Because she couldn’t talk and had great trouble using the alphabet board, I’m not really sure how Patricia felt about Christmas in Bethlehem (the hospital, not the place!). The staff were very good but I have to be honest and say that the food could have been better.
Her condition is pretty much unchanged although she does have a nasty pressure sore on her coccyx. Pressure sores were by then almost inevitable because Patricia was not able to lie flat on her back because it made her choke; PEG feeds provide quite a lot of protein but probably not enough; the advanced stage of her illness and her age were a major contributing factor; and her anxiety illness didn’t help.
Some days she appeared to be quiet and relaxed, and other days she struggled to breathe properly. Clearly her lungs had deteriorated.
15 February 2003
For about a period of a week or more, Patricia appeared to have deteriorated sharply. She slept most of the time and it was difficult to wake her up. Even when she was awake, she appeared to be ‘out of it’. And then she suddenly picked up and she seemed to be back to where she was. I wondered if perhaps she’d had either a chest infection or some other infection which she managed to cope with. About that time, I met with some of the medical team at the hospital. They reported that Patricia was continuing to deteriorate and that the decision to keep her there was clearly the correct one.

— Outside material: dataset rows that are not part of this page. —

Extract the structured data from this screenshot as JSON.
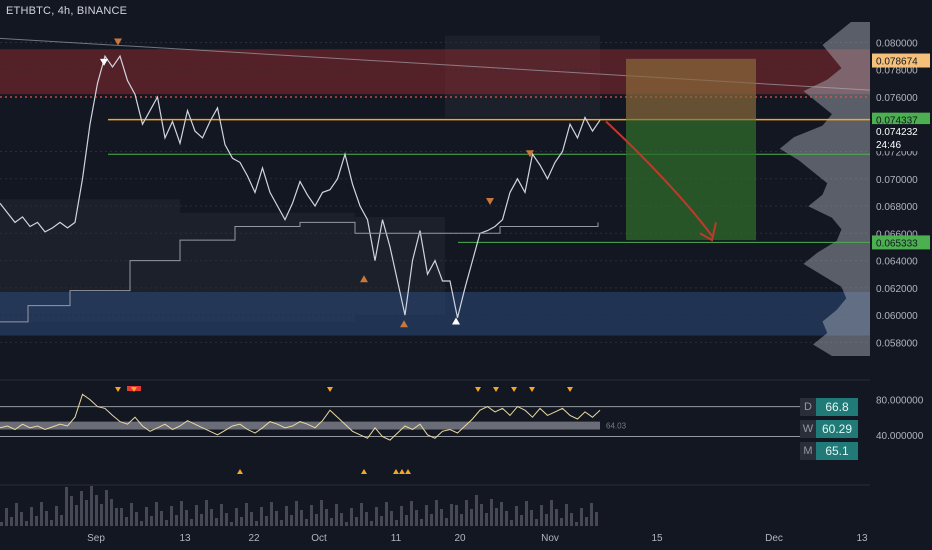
{
  "header": {
    "symbol_label": "ETHBTC, 4h, BINANCE"
  },
  "colors": {
    "background": "#131722",
    "price_line": "#d1d4dc",
    "supply_zone": "#8b2a2e",
    "demand_zone": "#2b4a7a",
    "orange_level": "#f5a623",
    "green_level": "#4caf50",
    "rsi_line": "#e8d9a0",
    "rsi_low": "#6fd1c0",
    "target_box": "#2f6b2a",
    "stop_box": "#8a6a3a",
    "arrow": "#c0392b",
    "label_green": "#4caf50",
    "label_orange": "#f5c07a",
    "panel_teal": "#1f7a78"
  },
  "price_labels": [
    {
      "text": "0.078674",
      "style": "orange"
    },
    {
      "text": "0.074337",
      "style": "green"
    },
    {
      "text": "0.074232",
      "style": "dark"
    },
    {
      "text": "24:46",
      "style": "dark"
    },
    {
      "text": "0.065333",
      "style": "green"
    }
  ],
  "rsi_labels": [
    {
      "text": "80.000000"
    },
    {
      "text": "40.000000"
    }
  ],
  "rsi_value_label": "64.03",
  "mtf_panel": [
    {
      "key": "D",
      "value": "66.8"
    },
    {
      "key": "W",
      "value": "60.29"
    },
    {
      "key": "M",
      "value": "65.1"
    }
  ],
  "chart_data": {
    "type": "line",
    "title": "ETHBTC, 4h, BINANCE",
    "y_axis": {
      "range": [
        0.057,
        0.0815
      ],
      "ticks": [
        "0.080000",
        "0.078000",
        "0.076000",
        "0.072000",
        "0.070000",
        "0.068000",
        "0.066000",
        "0.064000",
        "0.062000",
        "0.060000",
        "0.058000"
      ]
    },
    "x_axis": {
      "ticks": [
        "Sep",
        "13",
        "22",
        "Oct",
        "11",
        "20",
        "Nov",
        "15",
        "Dec",
        "13"
      ]
    },
    "series": [
      {
        "values": [
          0.0682,
          0.0675,
          0.0668,
          0.0672,
          0.0665,
          0.0668,
          0.0661,
          0.0664,
          0.0668,
          0.0664,
          0.0668,
          0.07,
          0.074,
          0.077,
          0.079,
          0.0782,
          0.079,
          0.0772,
          0.0762,
          0.074,
          0.075,
          0.076,
          0.073,
          0.0742,
          0.0726,
          0.075,
          0.0735,
          0.073,
          0.0742,
          0.0752,
          0.0725,
          0.0715,
          0.0712,
          0.0702,
          0.069,
          0.0708,
          0.069,
          0.068,
          0.067,
          0.0682,
          0.0698,
          0.0688,
          0.068,
          0.069,
          0.0692,
          0.07,
          0.0718,
          0.0696,
          0.068,
          0.067,
          0.064,
          0.067,
          0.065,
          0.0625,
          0.06,
          0.064,
          0.0662,
          0.063,
          0.064,
          0.0625,
          0.0625,
          0.0598,
          0.062,
          0.064,
          0.066,
          0.0662,
          0.0665,
          0.067,
          0.069,
          0.07,
          0.069,
          0.0718,
          0.071,
          0.07,
          0.0712,
          0.072,
          0.074,
          0.073,
          0.0745,
          0.0735,
          0.0743
        ]
      }
    ],
    "levels": [
      {
        "value": 0.076,
        "style": "dotted-red"
      },
      {
        "value": 0.074337,
        "style": "orange"
      },
      {
        "value": 0.0718,
        "style": "green"
      },
      {
        "value": 0.065333,
        "style": "green"
      }
    ],
    "zones": [
      {
        "from": 0.0762,
        "to": 0.0795,
        "kind": "supply"
      },
      {
        "from": 0.0585,
        "to": 0.0617,
        "kind": "demand"
      }
    ],
    "trade_box": {
      "entry": 0.0743,
      "stop": 0.0788,
      "target": 0.0655
    },
    "rsi": {
      "range": [
        0,
        100
      ],
      "ticks": [
        80,
        40
      ],
      "bands": [
        72,
        38
      ],
      "values": [
        48,
        50,
        46,
        52,
        48,
        50,
        46,
        49,
        52,
        50,
        60,
        86,
        80,
        72,
        70,
        62,
        55,
        52,
        60,
        50,
        44,
        48,
        52,
        46,
        50,
        56,
        52,
        48,
        44,
        40,
        45,
        50,
        52,
        46,
        42,
        48,
        55,
        52,
        48,
        50,
        55,
        52,
        48,
        56,
        68,
        60,
        52,
        44,
        40,
        36,
        48,
        38,
        34,
        42,
        50,
        46,
        52,
        40,
        36,
        44,
        46,
        42,
        50,
        58,
        68,
        72,
        66,
        70,
        62,
        72,
        68,
        60,
        70,
        62,
        66,
        70,
        62,
        58,
        66,
        60,
        68
      ]
    }
  }
}
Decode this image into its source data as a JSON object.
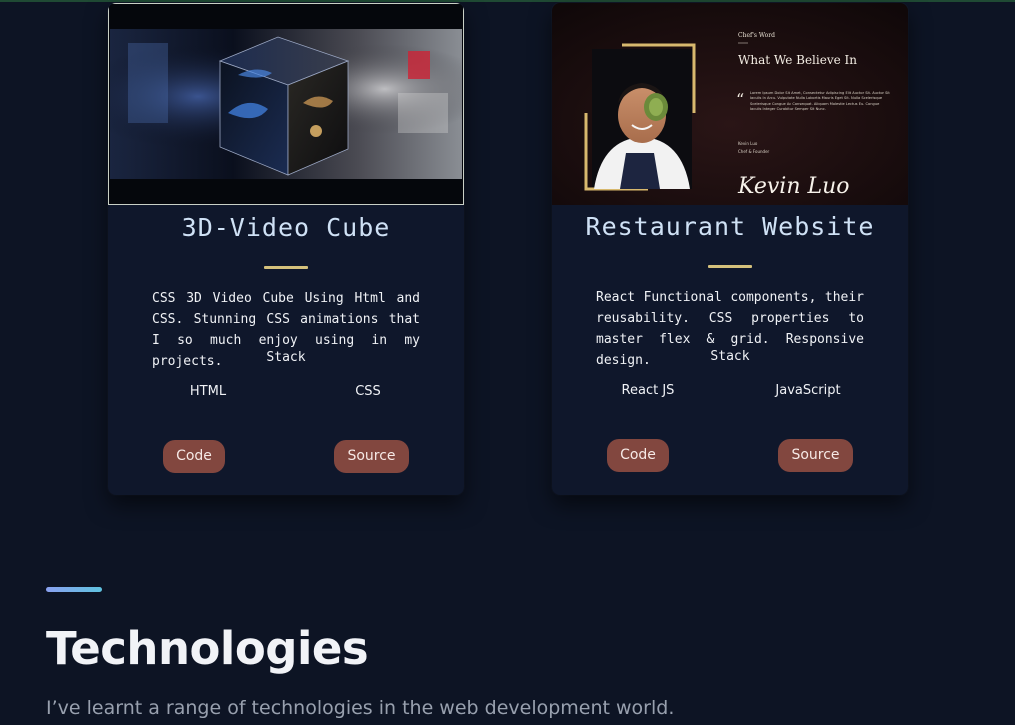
{
  "projects": [
    {
      "title": "3D-Video Cube",
      "description": "CSS 3D Video Cube Using Html and CSS. Stunning CSS animations that I so much enjoy using in my projects.",
      "stack_label": "Stack",
      "stack": [
        "HTML",
        "CSS"
      ],
      "code_label": "Code",
      "source_label": "Source",
      "thumbnail_icon": "video-cube-thumbnail"
    },
    {
      "title": "Restaurant Website",
      "description": "React Functional components, their reusability. CSS properties to master flex & grid. Responsive design.",
      "stack_label": "Stack",
      "stack": [
        "React JS",
        "JavaScript"
      ],
      "code_label": "Code",
      "source_label": "Source",
      "thumbnail_icon": "restaurant-thumbnail",
      "thumbnail": {
        "kicker": "Chef's Word",
        "heading": "What We Believe In",
        "quote_mark": "“",
        "body": "Lorem Ipsum Dolor Sit Amet, Consectetur Adipiscing Elit Auctor Sit. Auctor Sit Iaculis In Arcu. Vulputate Nulla Lobortis Mauris Eget Sit. Nulla Scelerisque Scelerisque Congue Ac Consequat. Aliquam Molestie Lectus Eu. Congue Iaculis Integer Curabitur Semper Sit Nunc.",
        "author": "Kevin Luo",
        "role": "Chef & Founder",
        "signature": "Kevin Luo"
      }
    }
  ],
  "technologies": {
    "title": "Technologies",
    "subtitle": "I’ve learnt a range of technologies in the web development world."
  },
  "colors": {
    "background": "#0d1424",
    "card": "#0f172b",
    "title_blue": "#cfe1f5",
    "underline_gold": "#d4c17c",
    "button": "#82473f",
    "accent_start": "#8aa1f0",
    "accent_end": "#5fc3e0"
  }
}
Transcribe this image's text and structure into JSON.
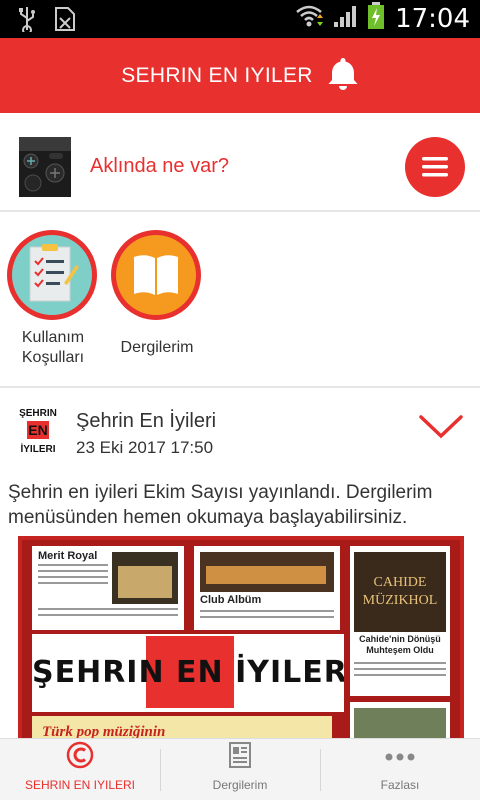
{
  "status_bar": {
    "time": "17:04"
  },
  "app_bar": {
    "title": "SEHRIN EN IYILER"
  },
  "composer": {
    "prompt": "Aklında ne var?"
  },
  "shortcuts": [
    {
      "label_line1": "Kullanım",
      "label_line2": "Koşulları"
    },
    {
      "label_line1": "Dergilerim",
      "label_line2": ""
    }
  ],
  "post": {
    "author": "Şehrin En İyileri",
    "date": "23 Eki 2017 17:50",
    "text": "Şehrin en iyileri Ekim Sayısı yayınlandı. Dergilerim menüsünden hemen okumaya başlayabilirsiniz.",
    "magazine": {
      "card1_title": "Merit Royal",
      "card2_title": "Club Albüm",
      "card3_title": "Cahide'nin Dönüşü Muhteşem Oldu",
      "masthead": "ŞEHRIN EN İYILERI",
      "strip_text": "Türk pop müziğinin"
    }
  },
  "bottom_nav": [
    {
      "label": "SEHRIN EN IYILERI",
      "active": true
    },
    {
      "label": "Dergilerim",
      "active": false
    },
    {
      "label": "Fazlası",
      "active": false
    }
  ],
  "colors": {
    "brand": "#e8302e",
    "status_bar": "#000000",
    "text": "#333333"
  }
}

Any communication with Patricia had by then become almost impossible. I found that when I used the alphabet board, she badly misspelled words but was not aware of it. Also, she would try and say something to me and I wouldrespond by saying that I could not hear her and for her not to try and speak but use the communication board. She immediately repeated what she had been trying to say before. So I again told her not to talk but to use the board instead. Again she tried to talk. I mentioned this to the Neurologist and she called it ‘perseverance’ which is the inappropriate persistence or repetition of a thought or idea. From memory, I think she said it was not uncommon at this stage of a progressive neurological illness.
Her pressure sore(s) continuedto be a problem and it seemed to be more a case of managingthe situation as the likelihood of it repairing it was slim.
20 May 2003
Looking back over the last three months, it almost seemed as if Patricia had stabilised. She had periods when for several days in a row, she was very tired and appeared to be struggling with her breathing. And then all of a sudden, she was quite alert for a few days. I suspected that she must have been getting minor infections which knocked her about quite a bit but she was able to eventually overcome them.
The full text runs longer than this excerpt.